Jer. 25:8-17; Rom. 10:1-13; John 9:18-41

What do you think of when you hear the word SALVATION?  Some think about heaven.  Others about Jesus saving from sin.  I tend to think of it as simply SEEING GOD.  

In John’s gospel today there is a lengthy diatribe between the healed blind man and the Pharisees.  But ultimately this isn’t a story about Jesus healing – it is about SEEING GOD.  Some get it.  Others don’t.

In many ways this is the central focus of the entire gospel of John – SEEING GOD.

This blind man had been healed by Jesus on the Sabbath – he had taken mud and rubbed it on his eyes and healed him.  This man was brought to the Pharisees to answer some questions.  Their concern is an odd one: “How can a man who is a sinner perform such signs?”  There was a pervasive thought that being blind was a condition of one’s sin.  So their question is not only “How could Jesus do this?” but also “How could this blind man, a sinner, have deserved healing?”

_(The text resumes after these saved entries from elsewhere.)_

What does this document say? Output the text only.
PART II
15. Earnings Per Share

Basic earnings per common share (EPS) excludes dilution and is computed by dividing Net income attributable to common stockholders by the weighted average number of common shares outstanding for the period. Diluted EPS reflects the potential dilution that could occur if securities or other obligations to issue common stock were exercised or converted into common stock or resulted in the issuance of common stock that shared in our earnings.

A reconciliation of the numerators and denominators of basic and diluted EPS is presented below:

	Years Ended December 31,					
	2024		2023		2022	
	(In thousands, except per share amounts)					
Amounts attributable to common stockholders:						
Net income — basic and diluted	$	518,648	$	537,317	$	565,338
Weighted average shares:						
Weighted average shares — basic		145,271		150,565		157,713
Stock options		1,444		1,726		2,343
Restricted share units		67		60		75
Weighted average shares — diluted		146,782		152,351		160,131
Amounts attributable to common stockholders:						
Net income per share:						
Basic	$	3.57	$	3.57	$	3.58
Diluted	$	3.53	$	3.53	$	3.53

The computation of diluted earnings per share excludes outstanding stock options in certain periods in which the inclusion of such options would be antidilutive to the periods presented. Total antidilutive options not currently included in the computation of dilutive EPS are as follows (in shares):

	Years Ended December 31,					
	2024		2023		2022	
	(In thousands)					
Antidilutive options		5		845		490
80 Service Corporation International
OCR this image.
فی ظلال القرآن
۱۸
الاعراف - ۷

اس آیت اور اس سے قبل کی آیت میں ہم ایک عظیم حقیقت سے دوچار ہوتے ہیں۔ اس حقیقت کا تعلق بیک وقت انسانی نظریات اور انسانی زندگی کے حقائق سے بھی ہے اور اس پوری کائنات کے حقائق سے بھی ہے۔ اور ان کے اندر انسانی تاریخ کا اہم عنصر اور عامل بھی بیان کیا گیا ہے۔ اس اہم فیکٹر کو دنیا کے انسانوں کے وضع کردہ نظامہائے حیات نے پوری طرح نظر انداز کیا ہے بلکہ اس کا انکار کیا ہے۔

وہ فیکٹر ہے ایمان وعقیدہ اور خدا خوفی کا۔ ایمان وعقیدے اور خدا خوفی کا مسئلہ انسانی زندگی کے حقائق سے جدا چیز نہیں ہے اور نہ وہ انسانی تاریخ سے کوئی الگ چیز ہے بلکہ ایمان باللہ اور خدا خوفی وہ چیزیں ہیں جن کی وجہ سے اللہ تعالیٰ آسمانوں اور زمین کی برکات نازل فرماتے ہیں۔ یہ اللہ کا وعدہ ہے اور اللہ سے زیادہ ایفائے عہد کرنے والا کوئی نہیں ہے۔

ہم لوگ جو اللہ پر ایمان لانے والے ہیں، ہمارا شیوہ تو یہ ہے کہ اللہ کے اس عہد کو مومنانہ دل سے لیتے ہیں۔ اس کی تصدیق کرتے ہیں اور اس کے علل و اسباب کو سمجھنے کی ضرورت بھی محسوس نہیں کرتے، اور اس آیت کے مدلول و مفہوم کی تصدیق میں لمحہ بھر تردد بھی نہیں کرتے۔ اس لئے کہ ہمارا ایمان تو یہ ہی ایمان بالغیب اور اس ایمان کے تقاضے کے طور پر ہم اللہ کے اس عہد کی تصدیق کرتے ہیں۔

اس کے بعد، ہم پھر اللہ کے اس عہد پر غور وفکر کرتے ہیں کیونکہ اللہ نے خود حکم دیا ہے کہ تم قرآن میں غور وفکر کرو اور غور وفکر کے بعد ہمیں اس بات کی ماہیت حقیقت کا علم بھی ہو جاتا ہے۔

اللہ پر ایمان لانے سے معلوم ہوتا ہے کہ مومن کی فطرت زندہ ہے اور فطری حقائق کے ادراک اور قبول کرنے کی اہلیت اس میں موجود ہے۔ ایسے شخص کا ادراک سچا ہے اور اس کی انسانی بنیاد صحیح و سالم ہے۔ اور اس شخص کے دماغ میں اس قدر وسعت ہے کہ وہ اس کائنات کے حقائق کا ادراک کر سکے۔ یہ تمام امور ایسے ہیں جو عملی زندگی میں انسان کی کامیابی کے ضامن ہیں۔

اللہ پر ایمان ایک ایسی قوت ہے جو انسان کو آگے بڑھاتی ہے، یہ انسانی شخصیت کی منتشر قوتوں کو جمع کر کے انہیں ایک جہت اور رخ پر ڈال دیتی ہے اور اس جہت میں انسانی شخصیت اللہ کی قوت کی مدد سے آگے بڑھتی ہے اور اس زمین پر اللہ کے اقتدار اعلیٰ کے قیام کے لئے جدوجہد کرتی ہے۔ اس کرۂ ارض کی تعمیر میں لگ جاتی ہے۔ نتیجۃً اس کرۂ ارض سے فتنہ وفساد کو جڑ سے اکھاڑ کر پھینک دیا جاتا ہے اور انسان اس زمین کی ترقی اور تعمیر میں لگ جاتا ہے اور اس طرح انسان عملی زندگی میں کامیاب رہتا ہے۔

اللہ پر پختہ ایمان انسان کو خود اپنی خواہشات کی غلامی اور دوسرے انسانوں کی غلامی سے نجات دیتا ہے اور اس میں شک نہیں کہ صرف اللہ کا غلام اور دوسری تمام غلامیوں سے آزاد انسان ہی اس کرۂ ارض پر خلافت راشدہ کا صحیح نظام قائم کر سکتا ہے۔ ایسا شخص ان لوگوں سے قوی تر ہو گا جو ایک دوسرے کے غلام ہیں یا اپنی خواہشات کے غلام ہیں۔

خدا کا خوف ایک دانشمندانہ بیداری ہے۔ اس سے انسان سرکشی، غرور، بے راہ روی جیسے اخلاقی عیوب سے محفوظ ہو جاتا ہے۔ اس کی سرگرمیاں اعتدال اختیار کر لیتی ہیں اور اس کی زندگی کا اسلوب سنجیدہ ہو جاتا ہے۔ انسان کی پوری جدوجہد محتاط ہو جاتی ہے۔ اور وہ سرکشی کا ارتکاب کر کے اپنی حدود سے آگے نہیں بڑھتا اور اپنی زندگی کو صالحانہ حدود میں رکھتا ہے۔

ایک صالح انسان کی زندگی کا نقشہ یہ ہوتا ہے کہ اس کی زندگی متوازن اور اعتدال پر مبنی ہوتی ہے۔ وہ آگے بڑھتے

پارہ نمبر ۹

Jesus turns this argument on its head.  He takes on the theology of the day, “I came into this world for judgment so that those who do not see may see, and those who do see may become blind.”  The Pharisees are upset and ask themselves “Surely we are not blind are we?”  Jesus said to them, “If you were blind, you would not have sin.  But now that you say, ‘we see,’ your sin remains.”

Jesus makes some enemies fast!!  He is taking on the establishment!  He is stirring the pot.

This passage is a good reminder that Jesus’ purpose is not all about peace, goodwill, and good deeds.  His mission is something more.  He is here to break open the establishment.  There is a time for meekness, and a time for bold action.  Jesus is more than a Good Shepherd, but also a rabble-rouser when he needs to be one.

I find great comfort in following this man from Nazareth for this very reason.  I see meek and mild, but I also see strength and fortitude.  He is going to speak the truth, even if that truth is going to break apart the Pharisees’ construct.

And that is the lesson for me, as we face Holy Week.  There is a time for the old constructs, the old ways of thinking and being to be put to rest.  There is a time for us to turn it all over and follow our leader to the cross.  It may not seem like the strength and fortitude we need, but it is.  God works in mysterious ways.  And our job is not to tamper with the Almighty, but to follow.